Ce terme est employé dans des contextes aussi divers les uns que les autres, pour désigner des collectifs aux vocations et modes d’organisation bien différents.

Mais alors, quelle réalité ce terme recouvre-t-il ? Existe-t-il des propriétés communes à toutes les communautés ? Et surtout, comment faire vivre une communauté, et lui permettre de démultiplier son impact ?

Dans cet article, nous vous proposons d’abord d’explorer le concept des communautés, de décrypter ses ambitions et son fonctionnement ; puis nous pourrons découvrir des approches méthodologiques utiles pour les animer et les faire vivre durablement.

 

Définition et caractéristiques des communautés

 

Un petit détour étymologique

Le terme « Communauté » se décompose en “co”, le partage, et “munus”, l’obligation, la dette, la charge.

En somme, une communauté se définit par le partage d’une charge à accomplir collectivement.

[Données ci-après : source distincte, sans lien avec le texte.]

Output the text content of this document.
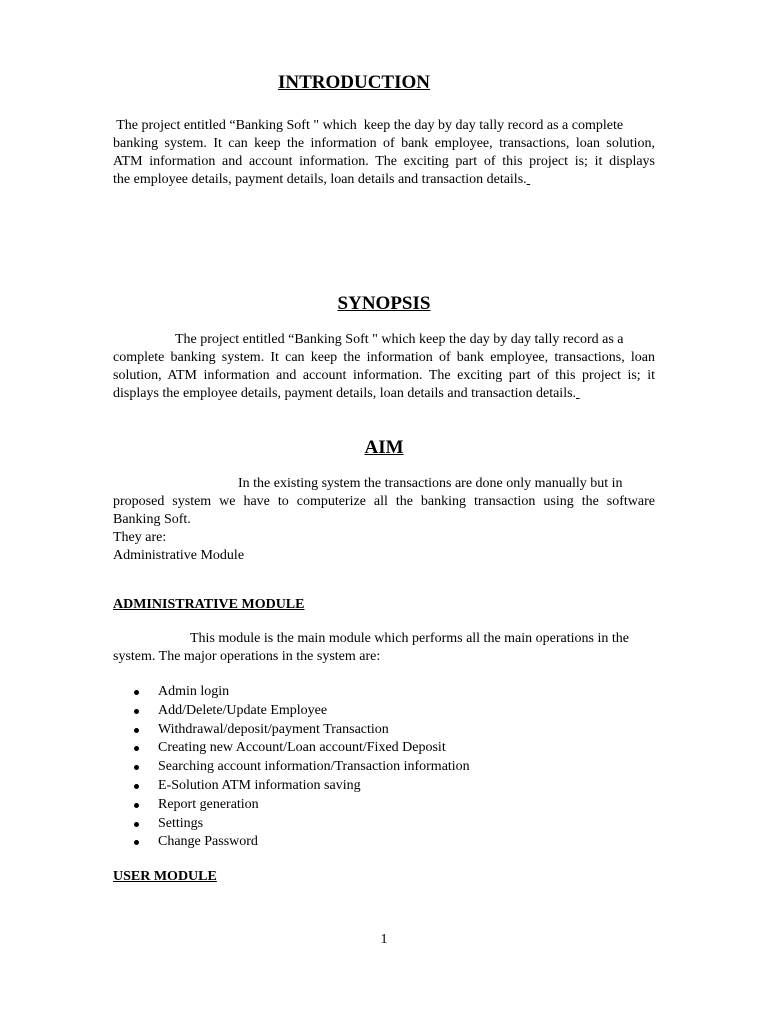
INTRODUCTION
The project entitled “Banking Soft " which  keep the day by day tally record as a complete
banking system. It can keep the information of bank employee, transactions, loan solution,
ATM information and account information. The exciting part of this project is; it displays
the employee details, payment details, loan details and transaction details.
SYNOPSIS
The project entitled “Banking Soft " which keep the day by day tally record as a
complete banking system. It can keep the information of bank employee, transactions, loan
solution, ATM information and account information. The exciting part of this project is; it
displays the employee details, payment details, loan details and transaction details.
AIM
In the existing system the transactions are done only manually but in
proposed system we have to computerize all the banking transaction using the software
Banking Soft.
They are:
Administrative Module
ADMINISTRATIVE MODULE
This module is the main module which performs all the main operations in the
system. The major operations in the system are:
Admin login
Add/Delete/Update Employee
Withdrawal/deposit/payment Transaction
Creating new Account/Loan account/Fixed Deposit
Searching account information/Transaction information
E-Solution ATM information saving
Report generation
Settings
Change Password
USER MODULE
1
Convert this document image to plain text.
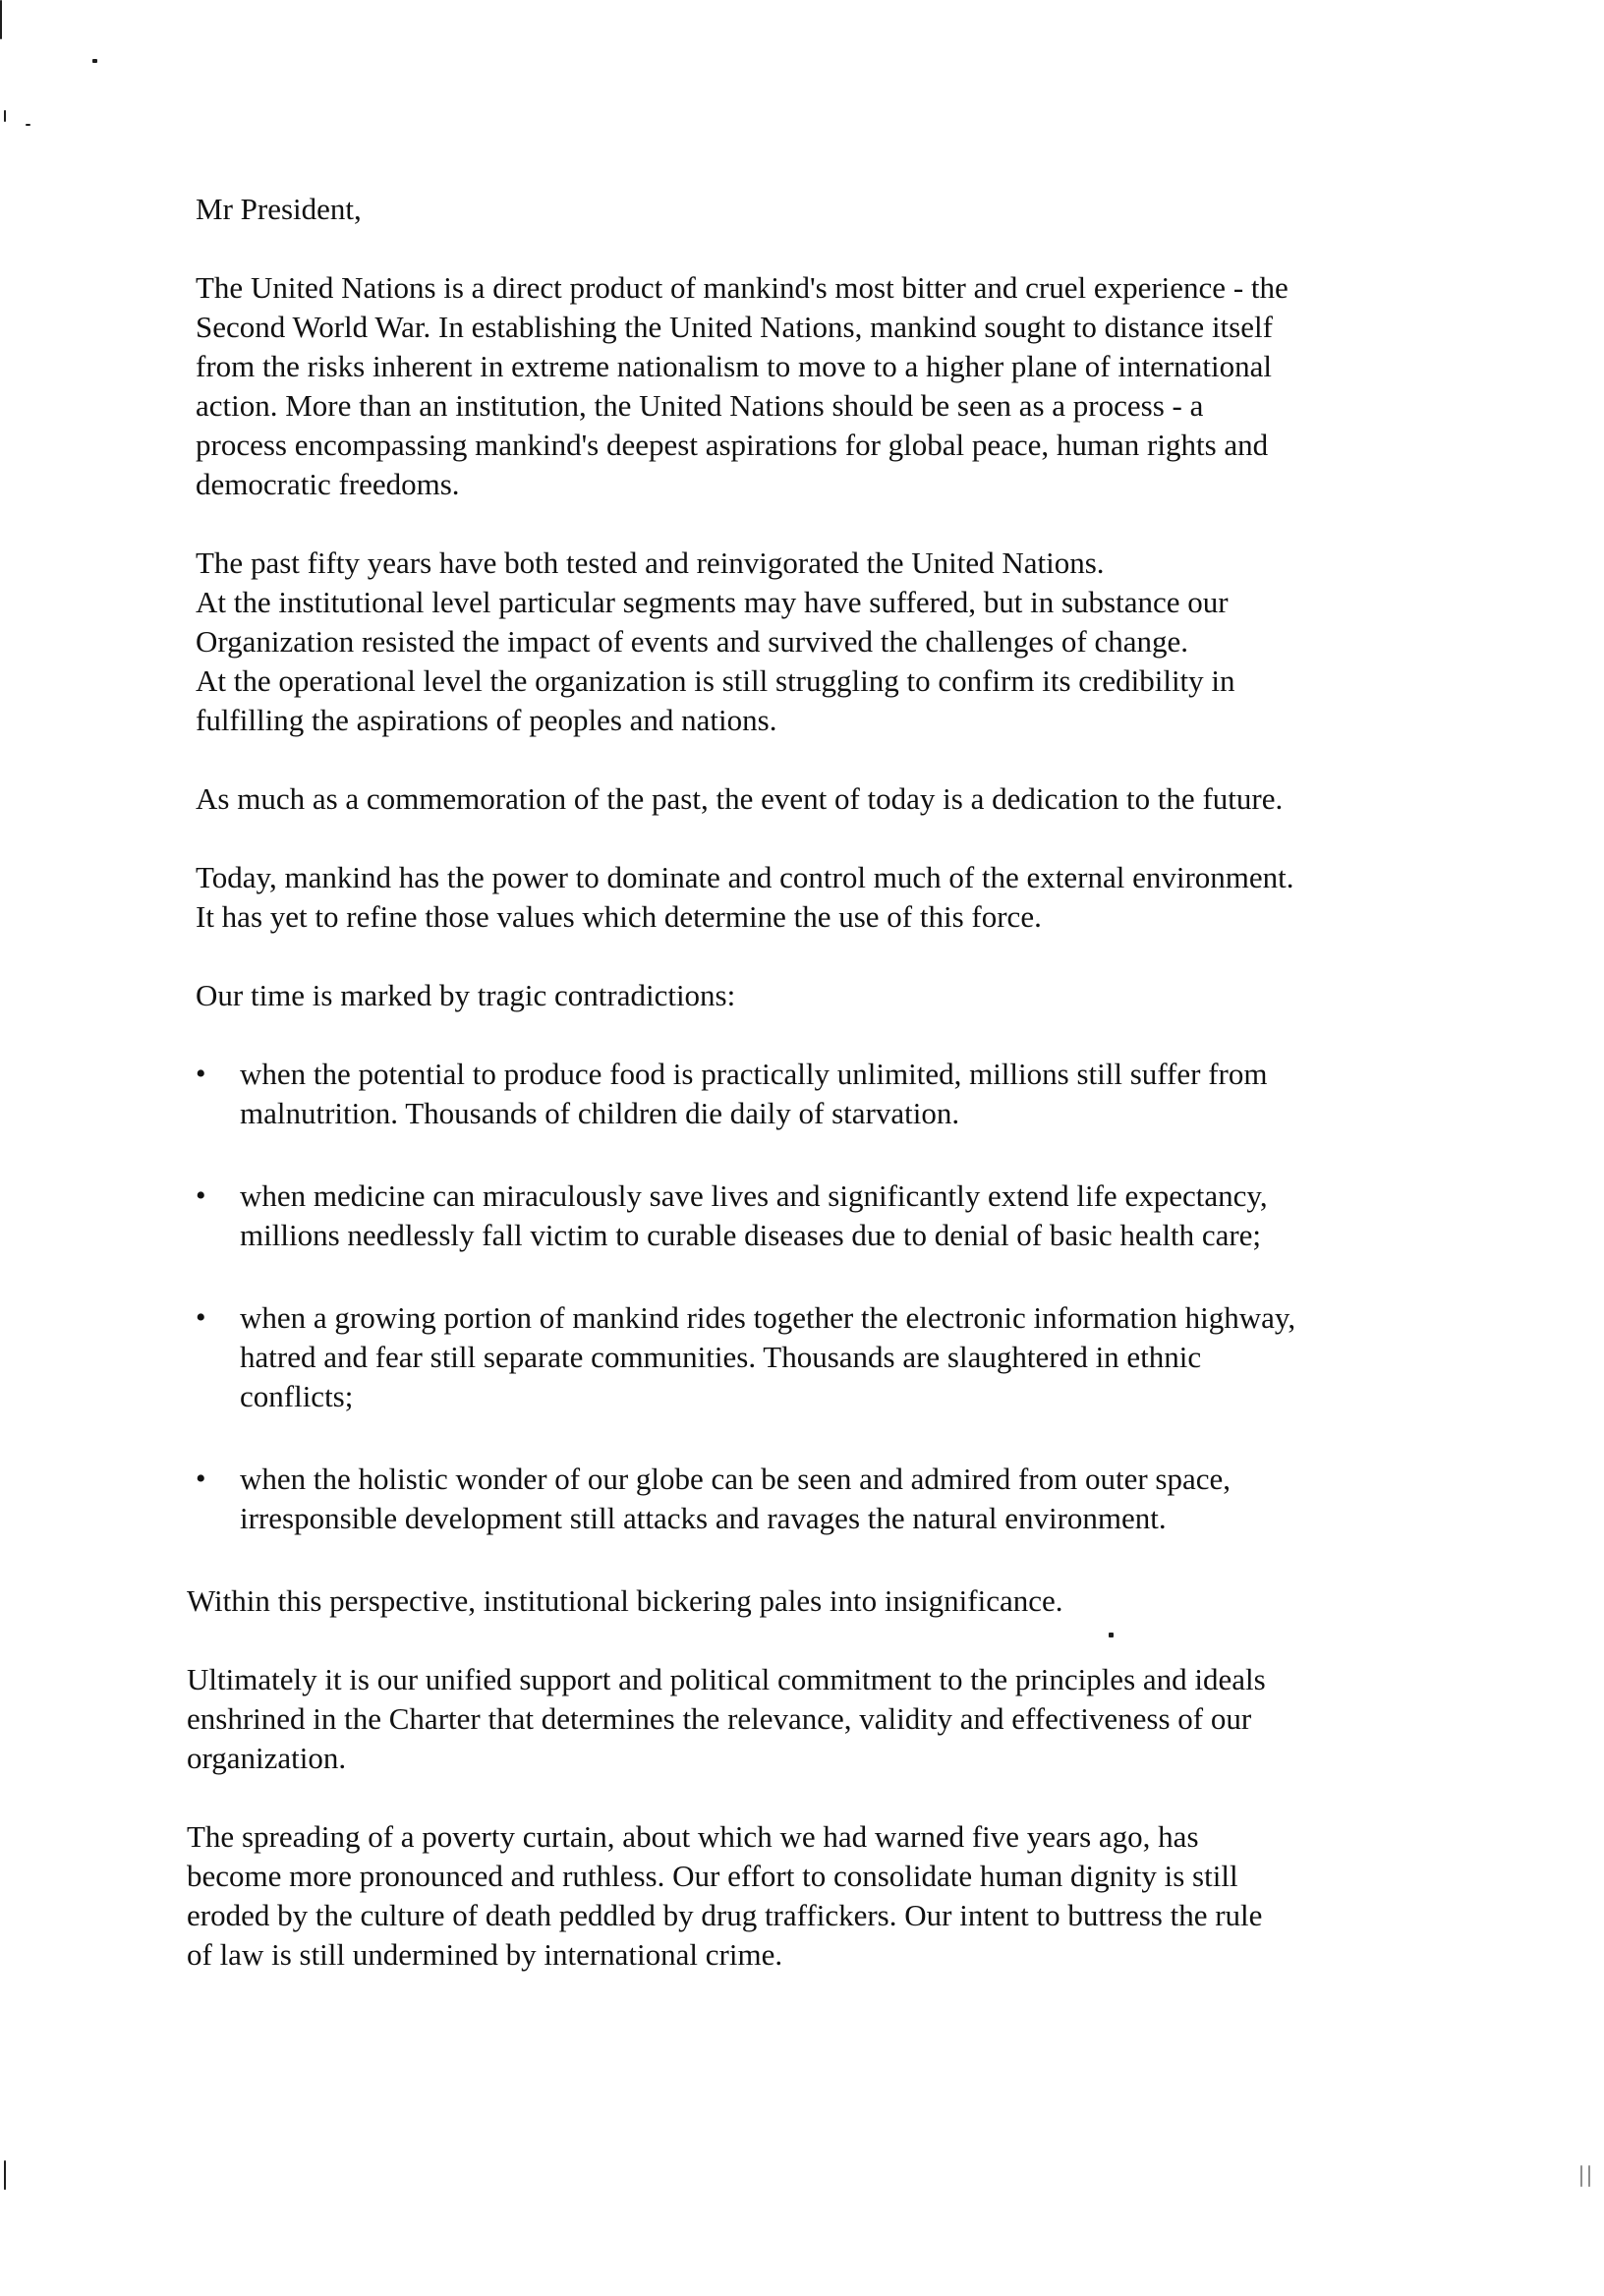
Mr President,
The United Nations is a direct product of mankind's most bitter and cruel experience - the
Second World War. In establishing the United Nations, mankind sought to distance itself
from the risks inherent in extreme nationalism to move to a higher plane of international
action. More than an institution, the United Nations should be seen as a process - a
process encompassing mankind's deepest aspirations for global peace, human rights and
democratic freedoms.
The past fifty years have both tested and reinvigorated the United Nations.
At the institutional level particular segments may have suffered, but in substance our
Organization resisted the impact of events and survived the challenges of change.
At the operational level the organization is still struggling to confirm its credibility in
fulfilling the aspirations of peoples and nations.
As much as a commemoration of the past, the event of today is a dedication to the future.
Today, mankind has the power to dominate and control much of the external environment.
It has yet to refine those values which determine the use of this force.
Our time is marked by tragic contradictions:
•	when the potential to produce food is practically unlimited, millions still suffer from
malnutrition. Thousands of children die daily of starvation.
•	when medicine can miraculously save lives and significantly extend life expectancy,
millions needlessly fall victim to curable diseases due to denial of basic health care;
•	when a growing portion of mankind rides together the electronic information highway,
hatred and fear still separate communities. Thousands are slaughtered in ethnic
conflicts;
•	when the holistic wonder of our globe can be seen and admired from outer space,
irresponsible development still attacks and ravages the natural environment.
Within this perspective, institutional bickering pales into insignificance.
Ultimately it is our unified support and political commitment to the principles and ideals
enshrined in the Charter that determines the relevance, validity and effectiveness of our
organization.
The spreading of a poverty curtain, about which we had warned five years ago, has
become more pronounced and ruthless. Our effort to consolidate human dignity is still
eroded by the culture of death peddled by drug traffickers. Our intent to buttress the rule
of law is still undermined by international crime.
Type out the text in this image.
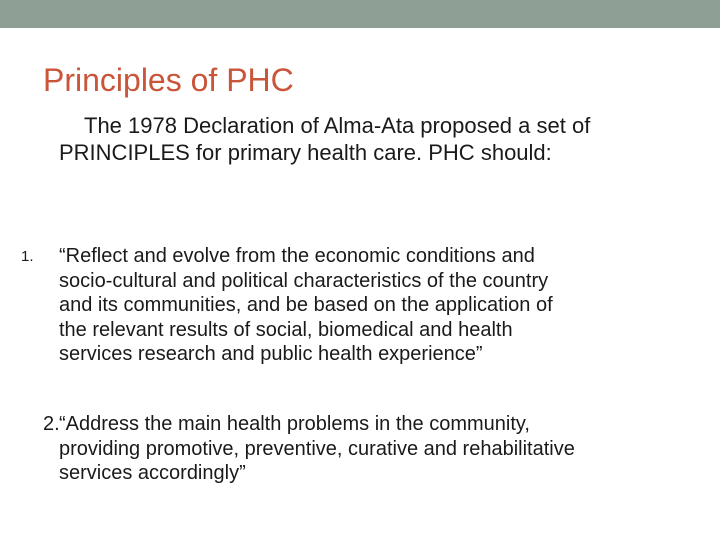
Principles of PHC
The 1978 Declaration of Alma-Ata proposed a set of PRINCIPLES for primary health care. PHC should:
1. “Reflect and evolve from the economic conditions and
socio-cultural and political characteristics of the country
and its communities, and be based on the application of
the relevant results of social, biomedical and health
services research and public health experience”
2. “Address the main health problems in the community,
providing promotive, preventive, curative and rehabilitative
services accordingly”
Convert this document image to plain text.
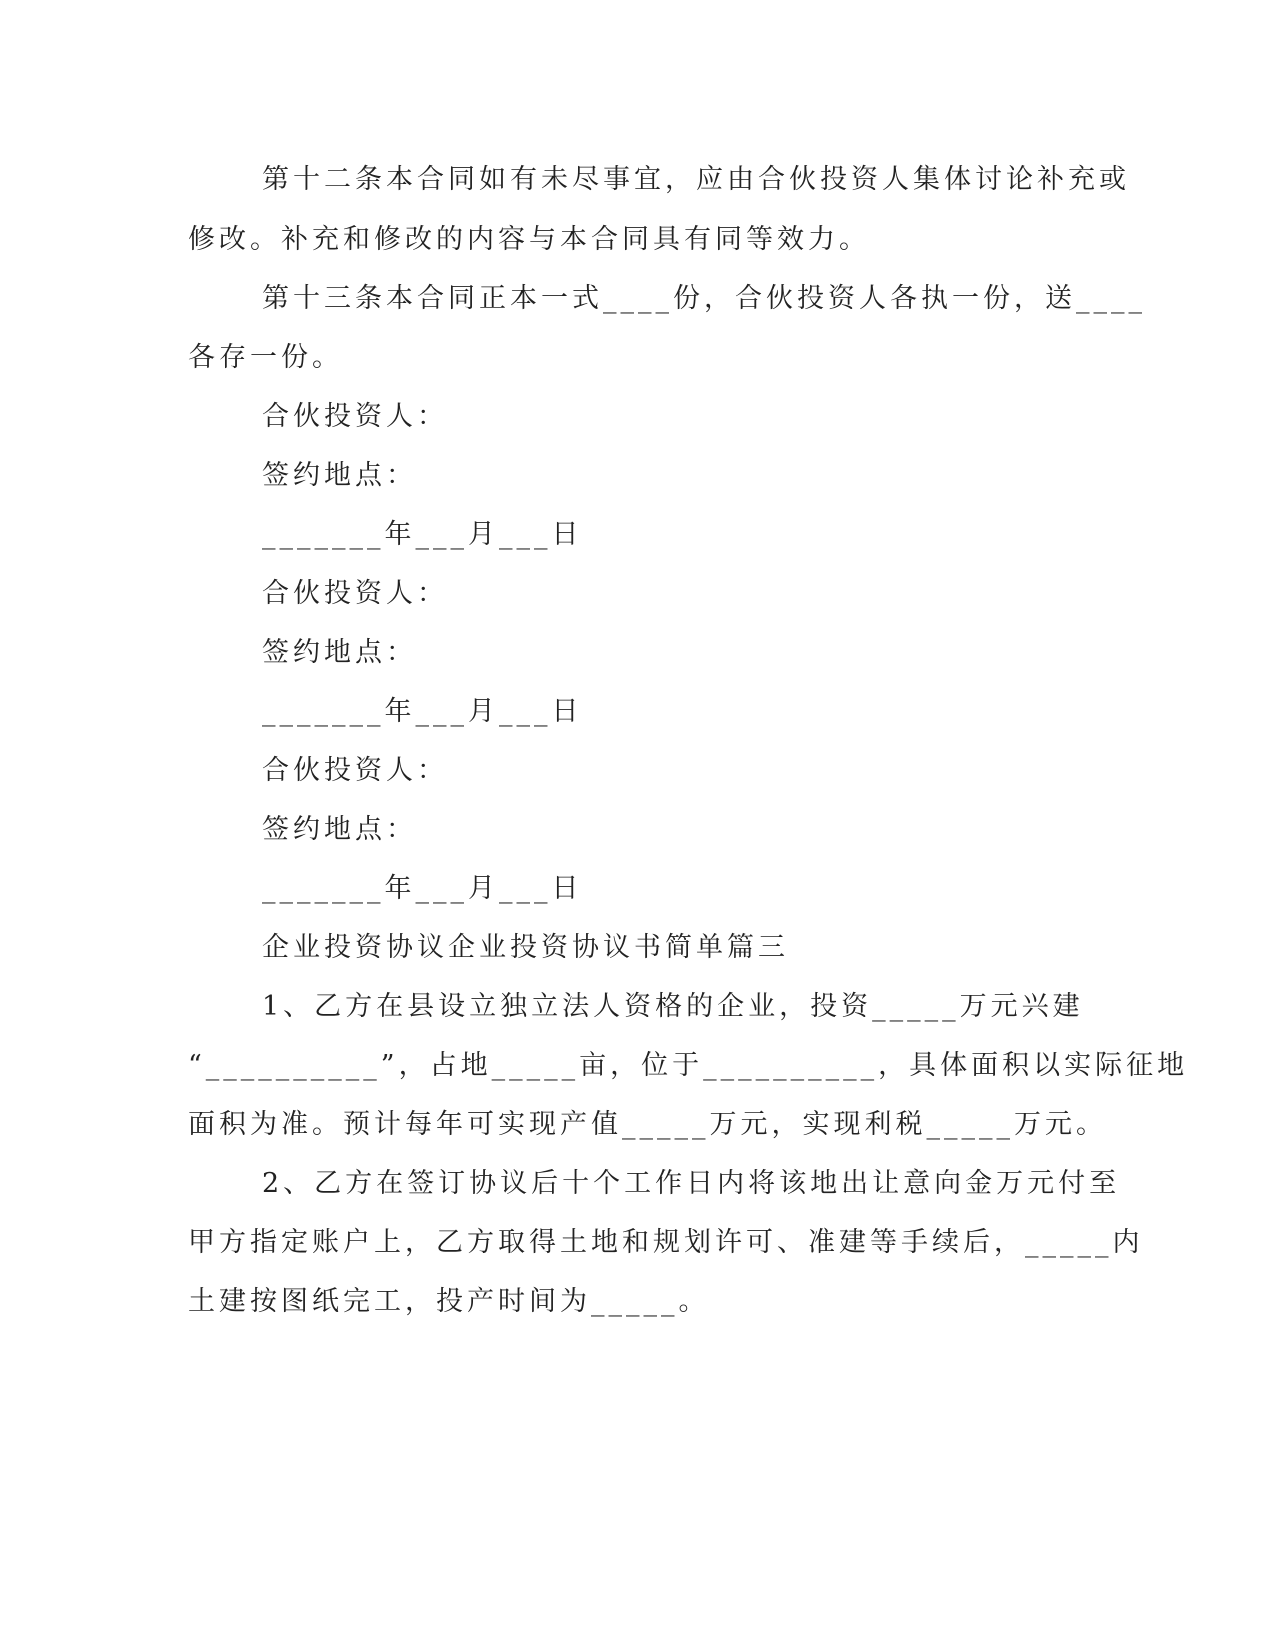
第十二条本合同如有未尽事宜，应由合伙投资人集体讨论补充或
修改。补充和修改的内容与本合同具有同等效力。
第十三条本合同正本一式____份，合伙投资人各执一份，送____
各存一份。
合伙投资人：
签约地点：
_______年___月___日
合伙投资人：
签约地点：
_______年___月___日
合伙投资人：
签约地点：
_______年___月___日
企业投资协议企业投资协议书简单篇三
1、乙方在县设立独立法人资格的企业，投资_____万元兴建
“__________”，占地_____亩，位于__________，具体面积以实际征地
面积为准。预计每年可实现产值_____万元，实现利税_____万元。
2、乙方在签订协议后十个工作日内将该地出让意向金万元付至
甲方指定账户上，乙方取得土地和规划许可、准建等手续后，_____内
土建按图纸完工，投产时间为_____。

C’est l’identification d’un bien commun, que les individus cherchent à atteindre ensemble, et c’est par cette quête collective qu’ils s’organisent en communauté.

Ainsi, la communauté existe et ne tient que par la volonté des membres qui la composent, de partager ensemble ces obligations communes.

 

Différents usages du concept

Ce terme est employé dans de très nombreux usages, ce qui rend difficile sa compréhension. Voici à titre d’exemple quelques cas d’application :

  • En philosophie politique, pour définir les modes d’organisation de la société ;
  • Dans les sciences sociales en général, pour définir l’appartenance et les interactions des individus à ces groupes ;
  • Dans les milieux politiques institutionnels, pour parler des institutions politiques (communauté européenne, communauté de communes, etc.) ;
  • Dans la sphère numérique, pour parler des réseaux et communautés virtuelles ;
  • Dans le monde des organisations, pour mener des projets à travers une approche communautaire.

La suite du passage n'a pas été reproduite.